The reason why 15-year and other short-term mortgages are so attractive to foreclosure buyers is obvious. The average sale price for a foreclosure is 27% below the average price for a similar home.
Home Sales Slowly and Steadily Growing
The number of home sales in the country is slowly increasing, which means that the volume of mortgages being issued is slowly increasing as well. That means the potential market for mREITs, which are now the biggest players in the mortgage game, is also slowly increasing. The National Association of Realtors reported that overall home sales rose by 3.4% in April.
These figures were collected before May's dismal economic news, so they may be no longer accurate. Still, it does appear that the housing market is slowly recovering. That means mREITs should face a steadily and slowly growing market in the next few years. That should translate into steady, if not spectacular gains in value and earnings per share for well-managed mREITs.
Dismal Unemployment Figures Could Threaten mREIT Stock Growth
The biggest potential threat to REIT stock values is the same one that has the rest of the stock market spooked - the dismal employment rate. The U.S. Bureau of Labor Statistics reported that the unemployment rate stayed put at around 8.2%. This means that there was no significant job growth.
To make matters worse, the numbers of the long-term unemployed and the underemployed - the two groups of people least likely to take out a mortgage -increased slightly in May. The number of long-term unemployed increased from 5.1 million to 5.4 million during that period. The number of people working part-time because they can't find a regular job increased from 2.2 million to 2.4 million.

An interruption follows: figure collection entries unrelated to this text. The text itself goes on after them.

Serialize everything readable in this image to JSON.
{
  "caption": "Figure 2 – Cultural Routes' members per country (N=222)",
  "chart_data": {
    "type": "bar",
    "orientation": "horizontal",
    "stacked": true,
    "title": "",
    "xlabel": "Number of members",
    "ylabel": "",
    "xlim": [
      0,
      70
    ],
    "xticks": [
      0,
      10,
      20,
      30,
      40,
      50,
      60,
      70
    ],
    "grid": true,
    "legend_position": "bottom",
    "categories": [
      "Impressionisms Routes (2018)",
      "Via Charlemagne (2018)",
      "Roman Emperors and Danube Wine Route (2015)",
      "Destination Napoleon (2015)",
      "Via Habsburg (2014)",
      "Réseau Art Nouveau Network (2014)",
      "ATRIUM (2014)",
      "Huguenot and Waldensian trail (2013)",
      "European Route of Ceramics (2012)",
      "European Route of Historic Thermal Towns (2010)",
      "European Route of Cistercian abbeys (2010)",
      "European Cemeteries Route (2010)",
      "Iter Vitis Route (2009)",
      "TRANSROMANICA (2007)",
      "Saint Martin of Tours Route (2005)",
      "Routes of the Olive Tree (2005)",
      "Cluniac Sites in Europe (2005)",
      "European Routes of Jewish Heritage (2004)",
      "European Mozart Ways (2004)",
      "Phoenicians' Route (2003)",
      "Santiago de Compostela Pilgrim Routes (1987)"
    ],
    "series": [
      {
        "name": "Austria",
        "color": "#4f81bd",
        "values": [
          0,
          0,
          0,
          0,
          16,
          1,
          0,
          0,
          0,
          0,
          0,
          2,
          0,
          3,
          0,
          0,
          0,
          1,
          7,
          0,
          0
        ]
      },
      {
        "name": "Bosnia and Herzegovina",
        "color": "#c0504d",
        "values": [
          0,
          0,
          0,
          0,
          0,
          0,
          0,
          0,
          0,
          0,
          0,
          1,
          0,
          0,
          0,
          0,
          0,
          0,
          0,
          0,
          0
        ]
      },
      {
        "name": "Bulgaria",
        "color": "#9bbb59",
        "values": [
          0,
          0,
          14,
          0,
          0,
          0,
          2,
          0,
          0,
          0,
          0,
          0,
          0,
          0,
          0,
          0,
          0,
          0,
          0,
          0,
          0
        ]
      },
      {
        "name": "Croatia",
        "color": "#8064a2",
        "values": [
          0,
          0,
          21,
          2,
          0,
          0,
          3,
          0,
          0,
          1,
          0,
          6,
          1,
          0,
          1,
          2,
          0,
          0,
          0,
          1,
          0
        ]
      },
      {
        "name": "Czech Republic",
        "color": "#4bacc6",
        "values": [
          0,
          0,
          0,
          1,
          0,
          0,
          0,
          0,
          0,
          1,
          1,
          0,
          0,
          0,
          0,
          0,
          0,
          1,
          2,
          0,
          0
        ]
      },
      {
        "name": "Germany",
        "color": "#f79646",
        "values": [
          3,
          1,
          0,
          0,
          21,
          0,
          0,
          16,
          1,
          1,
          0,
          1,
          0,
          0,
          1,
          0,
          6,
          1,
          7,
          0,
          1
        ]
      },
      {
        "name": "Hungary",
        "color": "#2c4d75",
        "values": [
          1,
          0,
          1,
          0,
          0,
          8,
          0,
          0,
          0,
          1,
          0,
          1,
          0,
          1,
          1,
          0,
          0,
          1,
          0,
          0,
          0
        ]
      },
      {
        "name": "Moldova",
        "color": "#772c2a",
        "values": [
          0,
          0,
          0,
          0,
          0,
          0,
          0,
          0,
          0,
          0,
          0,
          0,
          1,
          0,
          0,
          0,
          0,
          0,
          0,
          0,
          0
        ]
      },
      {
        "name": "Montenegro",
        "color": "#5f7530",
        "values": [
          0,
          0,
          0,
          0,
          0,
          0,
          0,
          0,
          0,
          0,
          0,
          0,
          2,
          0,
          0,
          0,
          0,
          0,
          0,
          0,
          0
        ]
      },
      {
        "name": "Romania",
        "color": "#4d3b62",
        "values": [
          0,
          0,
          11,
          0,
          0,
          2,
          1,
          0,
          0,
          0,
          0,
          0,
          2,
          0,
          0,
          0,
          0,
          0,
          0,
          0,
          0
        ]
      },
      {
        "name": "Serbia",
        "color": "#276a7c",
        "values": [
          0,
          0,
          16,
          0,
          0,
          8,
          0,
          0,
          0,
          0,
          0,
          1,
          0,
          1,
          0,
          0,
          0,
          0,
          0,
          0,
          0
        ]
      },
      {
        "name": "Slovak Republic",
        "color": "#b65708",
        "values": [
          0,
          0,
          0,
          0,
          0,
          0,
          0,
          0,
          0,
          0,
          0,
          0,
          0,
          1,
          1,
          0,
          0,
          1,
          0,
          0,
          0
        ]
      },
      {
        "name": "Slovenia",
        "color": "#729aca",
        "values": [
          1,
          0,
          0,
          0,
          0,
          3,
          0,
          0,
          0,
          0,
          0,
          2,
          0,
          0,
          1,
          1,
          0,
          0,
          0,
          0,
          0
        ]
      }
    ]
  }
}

If that wasn't bad enough, the number of hours that employees are working also fell in May. The average full-time employee worked 34.1 hours a week in May, which was down by .10 hour. Obviously, a person working fewer hours will be bringing home less money. Factory overtime also declined in May, which signals lowering manufacturing output.
These figures indicate that there are fewer people in the U.S. who are in a position to take out a mortgage and buy a home. That also means that there are more people having trouble meeting their mortgage payments.

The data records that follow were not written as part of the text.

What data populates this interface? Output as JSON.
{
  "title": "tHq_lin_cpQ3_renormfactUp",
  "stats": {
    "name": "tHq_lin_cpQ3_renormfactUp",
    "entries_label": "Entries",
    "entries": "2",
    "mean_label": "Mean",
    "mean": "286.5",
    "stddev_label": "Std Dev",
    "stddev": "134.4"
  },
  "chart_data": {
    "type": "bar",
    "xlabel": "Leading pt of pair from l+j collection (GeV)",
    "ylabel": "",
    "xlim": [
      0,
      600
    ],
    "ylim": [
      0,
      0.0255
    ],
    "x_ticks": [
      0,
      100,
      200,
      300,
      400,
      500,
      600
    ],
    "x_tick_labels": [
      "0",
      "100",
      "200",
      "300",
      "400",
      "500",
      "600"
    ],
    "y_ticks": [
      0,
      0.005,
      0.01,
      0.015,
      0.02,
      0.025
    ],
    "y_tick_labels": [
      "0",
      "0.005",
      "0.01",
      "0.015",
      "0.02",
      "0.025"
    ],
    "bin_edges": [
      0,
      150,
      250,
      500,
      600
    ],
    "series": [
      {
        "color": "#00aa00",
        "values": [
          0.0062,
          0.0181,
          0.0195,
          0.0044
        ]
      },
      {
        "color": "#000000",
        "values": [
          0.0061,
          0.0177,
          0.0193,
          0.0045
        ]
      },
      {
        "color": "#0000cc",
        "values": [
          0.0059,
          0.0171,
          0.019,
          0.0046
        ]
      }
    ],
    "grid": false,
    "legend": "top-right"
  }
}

That will obviously translate into lower profits for mREITs, particularly those that buy up riskier mortgages. Newcastle Investment (NCT), which buys up paper on manufactured or mobile homes and other riskier properties, could one of the first mREITs hurt by falling employment rates.

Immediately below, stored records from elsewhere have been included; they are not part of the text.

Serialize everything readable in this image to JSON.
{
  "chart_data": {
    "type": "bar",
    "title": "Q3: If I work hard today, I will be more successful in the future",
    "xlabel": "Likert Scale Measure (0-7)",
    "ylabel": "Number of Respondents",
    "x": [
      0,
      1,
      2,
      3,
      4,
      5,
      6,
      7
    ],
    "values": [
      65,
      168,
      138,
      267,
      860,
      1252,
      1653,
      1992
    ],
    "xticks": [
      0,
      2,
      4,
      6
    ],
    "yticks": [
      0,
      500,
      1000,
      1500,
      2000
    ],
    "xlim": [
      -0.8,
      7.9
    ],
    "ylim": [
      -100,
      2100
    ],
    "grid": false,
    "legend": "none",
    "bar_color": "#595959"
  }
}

One result of the employment statistics could be that banks and other mortgage lenders start tightening up lending standards. They would do this out of fear of a new wave of foreclosures. Tighter lending standards would mean fewer refinances and new mortgages and less business for mREITs.
The employment figures could also drive some more business to mREITs. Families that don't see a recovery on the horizon will start belt-tightening. Part of that belt-tightening is likely to be refinancing in an attempt to cut mortgage payments. Even a slight increase in the amount of refinancing could increase profits at some companies.
One company that is in an excellent position to benefit from increased refinancing in a bad economy is PennyMac Mortgage Investment Trust (NYSE:PMT). Companies like PennyMac have the flexibility to refinance homeowners with lower credit ratings and other problems. That means they could increase their business even as the unemployment rate sinks.
Disclosure: I have no positions in any stocks mentioned, and no plans to initiate any positions within the next 72 hours.